A recent analysis of national climate change adaptation strategies in Europe by the Partnership for European Environmental research (PEER) [5] stresses that such strategies will always involve a mixture of approaches” which it classifies broadly as:
  • Living with risks/bearing losses - an approach that accepts that certain systems, behaviours and activities can no longer be sustained (the abandonment of some areas of coast, for example)
  • Preventing effects/reducing exposures - illustrated by the practice of implementing technical solutions such as sea defences, and
  • Sharing responsibility – an approach which implies sharing the responsibility for financial and social losses or exposure to risk. (p.58-59)
 Insurance falls under the third of these approaches, although the Rowntree report reinforces the point that “The UK is peculiar in having a purely market-based approach to insurance in which risk is reflected in the premiums paid and borne by individual households” (p.2) and that “…in many EU countries, as well as in the USA, the provision of insurance or relief against flood damage is provided by or is guaranteed by the government.” (p.3) Thus, UK’s idea of ‘sharing responsibility’ might already be considered the ‘lite’ version. 

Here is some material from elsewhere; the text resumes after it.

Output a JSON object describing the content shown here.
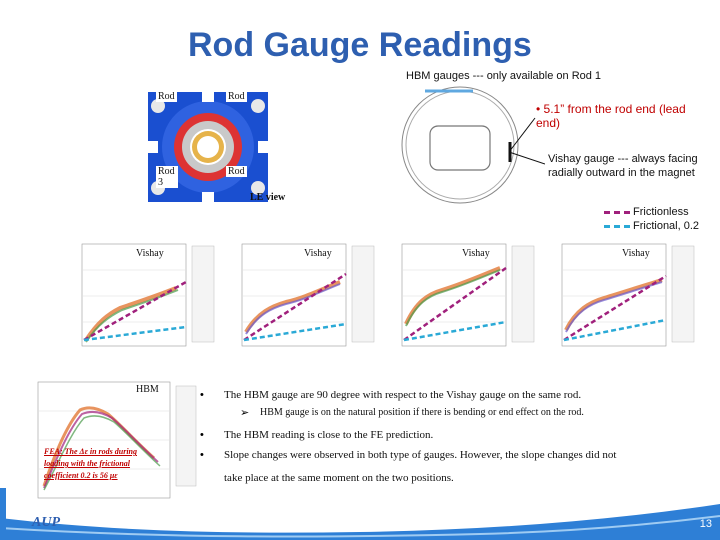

Despite the broad international adherence to the mixed model approach to adaptation, the PEER report asserted that “different emphases can be noted between countries in relation to how they deal with risk and make decisions about different adaptation options.” (p.61) Through policies of allowing areas of coast to be lost to the sea (and for homeowners to bear the costs) at the time the PEER study was undertaken, the UK had already planted one foot firmly in the ‘living with risks/bearing losses’ category. Subsequent announcements of reduced investment in sea defences and an increased requirement for local contribution in such infrastructure in the future suggests a corresponding withdrawal from the ‘Preventing effects/reducing exposures’ category. To now leave flood insurance cover to the vagaries of the market would surely see the UK risk an exit the identified mainstream ‘mixed-model’ approach, and leave coastal losers looking into eyes of the driver of the climate change truck. We’re all in it together, anybody?

Best wishes

Chris


[1] http://www.guardian.co.uk/money/2012/mar/07/flood-hit-homeowners-invest-defence
[2] http://www.parliament.uk/documents/commons-vote-office/DEFRA-5-Flood-Risk-Management-Arrangements.pdf
[3] Defra. 2011. Flooding and insurance: a roadmap to 2013 and beyond Final Report of the Flood Insurance Working Groups. London: Defra.
[4] O’Neill, J. & O’Neill’ M. 2012. Social justice and the future of flood insurance. York: Joseph Rowntree Foundation
[5] Swart, R., Biesbroek, R., Binnerup, S., Carter, T.R.,2009., Cowan, C., Henrichs, T., Loquen, S., Mela, H., Morecfort, M., Reese, M. and Rey, D. Europe Adapts to Climate Change: Comparing National Adaptation Strategies PEER Report No. 1. Helsinki: Partnership for European Environmental Research.